The court in Guiyang, southwest China, swiftly tried Chen and declared him guilty of "inciting subversion of state power", and said he deserved a tough sentence of a decade in prison, his wife, Zhang Qunxuan, told Reuters.
"The judge said this was a major crime that had a malign impact and he was a repeated offender," Zhang said by telephone.
"When the court announced the verdict, Chen Xi said he would bow to the decision and would not appeal, but insisted that he was innocent," she added.
"The court ignored all the points raised by the defense lawyer at the trial, so what point is there in appealing?," said Zhang.
Chen Xi, 57, was convicted over 36 essays critical of the ruling Communist Party that he published on overseas Chinese websites, said Zhang.
An official at the Guiyang People's Intermediate Court telephoned by Reuters declined to give any information or to give contact details for the division of the court that tried Chen.
"Inciting subversion" is a charge often used to punish dissidents critical of the Communist Party, and China's party-run courts rarely find in favor of defendants in trials, especially for political charges.
The Communist Party leadership is preparing for a leadership handover late next year, when its long-standing focus on fending off political challenges is likely to intensify.
The long sentence comes days after another dissident -- Chen Wei from Sichuan province in southwest China -- was jailed for nine years on similar charges of "inciting subversion". Chen is a common family name in China, and the two men are not related.
Liu Xiaobo, who was awarded the 2010 Nobel Peace Prize, was convicted on December 25, 2009, and jailed for 11 years for inciting subversion.
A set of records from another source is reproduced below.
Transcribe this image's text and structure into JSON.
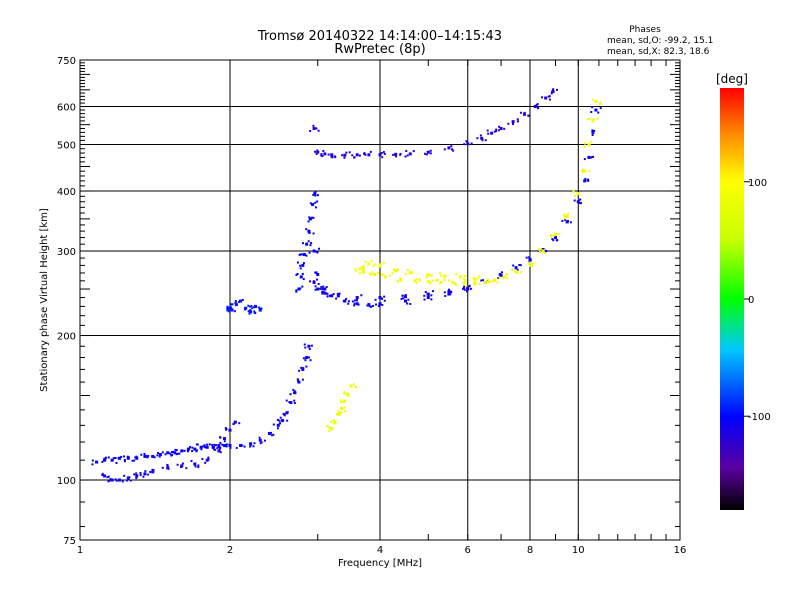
{
  "chart_data": {
    "type": "scatter",
    "title": "Tromsø 20140322 14:14:00–14:15:43",
    "subtitle": "RwPretec (8p)",
    "xlabel": "Frequency [MHz]",
    "ylabel": "Stationary phase Virtual Height [km]",
    "x_scale": "log",
    "y_scale": "log",
    "xlim": [
      1,
      16
    ],
    "ylim": [
      75,
      750
    ],
    "x_ticks": [
      1,
      2,
      4,
      6,
      8,
      10,
      16
    ],
    "y_ticks": [
      75,
      100,
      200,
      300,
      400,
      500,
      600,
      750
    ],
    "grid": true,
    "stats": {
      "heading": "Phases",
      "line_o": "mean, sd,O: -99.2, 15.1",
      "line_x": "mean, sd,X:  82.3, 18.6"
    },
    "colorbar": {
      "label": "[deg]",
      "range": [
        -180,
        180
      ],
      "ticks": [
        100,
        0,
        -100
      ],
      "colormap": "rainbow: black(-180) → purple → blue(-100) → cyan → green(0) → yellow(100) → red(180)"
    },
    "series": [
      {
        "phase_deg": -105,
        "points": [
          [
            1.08,
            109
          ],
          [
            1.12,
            110
          ],
          [
            1.16,
            110
          ],
          [
            1.2,
            111
          ],
          [
            1.25,
            111
          ],
          [
            1.3,
            111
          ],
          [
            1.35,
            112
          ],
          [
            1.4,
            112
          ],
          [
            1.45,
            113
          ],
          [
            1.5,
            114
          ],
          [
            1.55,
            114
          ],
          [
            1.6,
            115
          ],
          [
            1.65,
            116
          ],
          [
            1.7,
            116
          ],
          [
            1.75,
            117
          ],
          [
            1.8,
            117
          ],
          [
            1.85,
            117
          ],
          [
            1.9,
            118
          ],
          [
            1.95,
            118
          ],
          [
            2.0,
            118
          ],
          [
            2.1,
            118
          ],
          [
            2.2,
            119
          ],
          [
            2.3,
            121
          ],
          [
            2.4,
            125
          ],
          [
            2.5,
            130
          ],
          [
            2.55,
            133
          ],
          [
            2.6,
            138
          ],
          [
            2.65,
            145
          ],
          [
            2.7,
            152
          ],
          [
            2.75,
            160
          ],
          [
            2.8,
            170
          ],
          [
            2.85,
            180
          ],
          [
            2.88,
            190
          ]
        ]
      },
      {
        "phase_deg": -110,
        "points": [
          [
            1.12,
            102
          ],
          [
            1.16,
            100
          ],
          [
            1.2,
            100
          ],
          [
            1.25,
            101
          ],
          [
            1.3,
            102
          ],
          [
            1.35,
            103
          ],
          [
            1.4,
            104
          ],
          [
            1.5,
            106
          ],
          [
            1.6,
            107
          ],
          [
            1.7,
            108
          ],
          [
            1.8,
            110
          ],
          [
            1.9,
            115
          ],
          [
            1.95,
            122
          ],
          [
            2.0,
            127
          ],
          [
            2.05,
            132
          ]
        ]
      },
      {
        "phase_deg": -95,
        "points": [
          [
            1.98,
            228
          ],
          [
            2.02,
            226
          ],
          [
            2.06,
            232
          ],
          [
            2.1,
            236
          ],
          [
            2.15,
            228
          ],
          [
            2.2,
            224
          ],
          [
            2.25,
            230
          ],
          [
            2.3,
            226
          ]
        ]
      },
      {
        "phase_deg": -100,
        "points": [
          [
            2.75,
            250
          ],
          [
            2.78,
            265
          ],
          [
            2.8,
            280
          ],
          [
            2.82,
            295
          ],
          [
            2.85,
            310
          ],
          [
            2.88,
            330
          ],
          [
            2.9,
            350
          ],
          [
            2.93,
            375
          ],
          [
            2.96,
            395
          ]
        ]
      },
      {
        "phase_deg": -105,
        "points": [
          [
            2.95,
            300
          ],
          [
            3.0,
            268
          ],
          [
            3.1,
            250
          ],
          [
            3.2,
            242
          ],
          [
            3.4,
            236
          ],
          [
            3.6,
            233
          ],
          [
            3.8,
            232
          ],
          [
            4.0,
            233
          ],
          [
            4.5,
            236
          ],
          [
            5.0,
            240
          ],
          [
            5.5,
            244
          ],
          [
            6.0,
            250
          ],
          [
            6.5,
            258
          ],
          [
            7.0,
            267
          ],
          [
            7.5,
            277
          ],
          [
            8.0,
            288
          ],
          [
            8.5,
            302
          ],
          [
            9.0,
            320
          ],
          [
            9.5,
            345
          ],
          [
            10.0,
            380
          ],
          [
            10.3,
            420
          ],
          [
            10.5,
            470
          ],
          [
            10.7,
            530
          ],
          [
            10.85,
            590
          ]
        ]
      },
      {
        "phase_deg": -110,
        "points": [
          [
            2.95,
            258
          ],
          [
            3.0,
            250
          ],
          [
            3.1,
            245
          ],
          [
            3.3,
            242
          ],
          [
            3.6,
            240
          ],
          [
            4.0,
            240
          ],
          [
            4.5,
            241
          ],
          [
            5.0,
            244
          ],
          [
            5.5,
            247
          ],
          [
            6.0,
            251
          ]
        ]
      },
      {
        "phase_deg": -115,
        "points": [
          [
            2.95,
            540
          ],
          [
            3.0,
            482
          ],
          [
            3.1,
            478
          ],
          [
            3.2,
            476
          ],
          [
            3.4,
            475
          ],
          [
            3.6,
            476
          ],
          [
            3.8,
            476
          ],
          [
            4.0,
            476
          ],
          [
            4.3,
            477
          ],
          [
            4.6,
            478
          ],
          [
            5.0,
            482
          ],
          [
            5.5,
            492
          ],
          [
            6.0,
            502
          ],
          [
            6.4,
            515
          ],
          [
            6.7,
            528
          ],
          [
            7.0,
            540
          ],
          [
            7.4,
            558
          ],
          [
            7.8,
            578
          ],
          [
            8.2,
            600
          ],
          [
            8.6,
            625
          ],
          [
            8.9,
            645
          ]
        ]
      },
      {
        "phase_deg": 85,
        "points": [
          [
            3.7,
            272
          ],
          [
            3.9,
            268
          ],
          [
            4.1,
            265
          ],
          [
            4.4,
            262
          ],
          [
            4.7,
            260
          ],
          [
            5.0,
            259
          ],
          [
            5.3,
            258
          ],
          [
            5.6,
            258
          ],
          [
            5.9,
            257
          ],
          [
            6.2,
            257
          ],
          [
            6.5,
            258
          ],
          [
            6.8,
            261
          ],
          [
            7.1,
            265
          ],
          [
            7.5,
            272
          ],
          [
            8.0,
            283
          ],
          [
            8.5,
            300
          ],
          [
            9.0,
            325
          ],
          [
            9.5,
            355
          ],
          [
            10.0,
            395
          ],
          [
            10.3,
            440
          ],
          [
            10.5,
            500
          ],
          [
            10.7,
            560
          ],
          [
            10.85,
            615
          ]
        ]
      },
      {
        "phase_deg": 90,
        "points": [
          [
            3.65,
            275
          ],
          [
            3.8,
            282
          ],
          [
            4.0,
            279
          ],
          [
            4.3,
            273
          ],
          [
            4.6,
            270
          ],
          [
            5.0,
            268
          ],
          [
            5.4,
            266
          ],
          [
            5.8,
            265
          ],
          [
            6.2,
            262
          ]
        ]
      },
      {
        "phase_deg": 80,
        "points": [
          [
            3.2,
            128
          ],
          [
            3.25,
            132
          ],
          [
            3.3,
            137
          ],
          [
            3.35,
            141
          ],
          [
            3.4,
            146
          ],
          [
            3.45,
            151
          ],
          [
            3.5,
            157
          ]
        ]
      }
    ]
  }
}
In March this year, the dissident Liu Xianbin was also jailed for 10 years on subversion charges.
Police held hundreds of dissidents, rights activists and protest organizers in a crackdown on dissent this year, when the Communist Party sought to prevent the possibility of protests inspired by anti-authoritarian uprisings in the Arab world.
Chen Xi, however, was arrested only last month after being released from a week-long detention triggered by his campaigning for independent candidates seeking to win places in the party-controlled People's Congress assemblies, said Zhang.
Police confiscated his computer, which was apparently used to obtain the evidence used to convict him.
Chen is a former soldier and factory worker who was jailed for three years for his support for 1989 pro-democracy protests that ended after troops crushed demonstrations, said his wife.
He was again jailed in 1996, but since his release in 2005 had been an organizer of a citizens' human rights forum in Guiyang.
China uses a "firewall" of Internet filters and blocks to prevent citizens from reading web sites abroad deemed to be politically unacceptable or socially unsound.
But many rights activist use technology to break through those obstructions and publish on uncensored websites.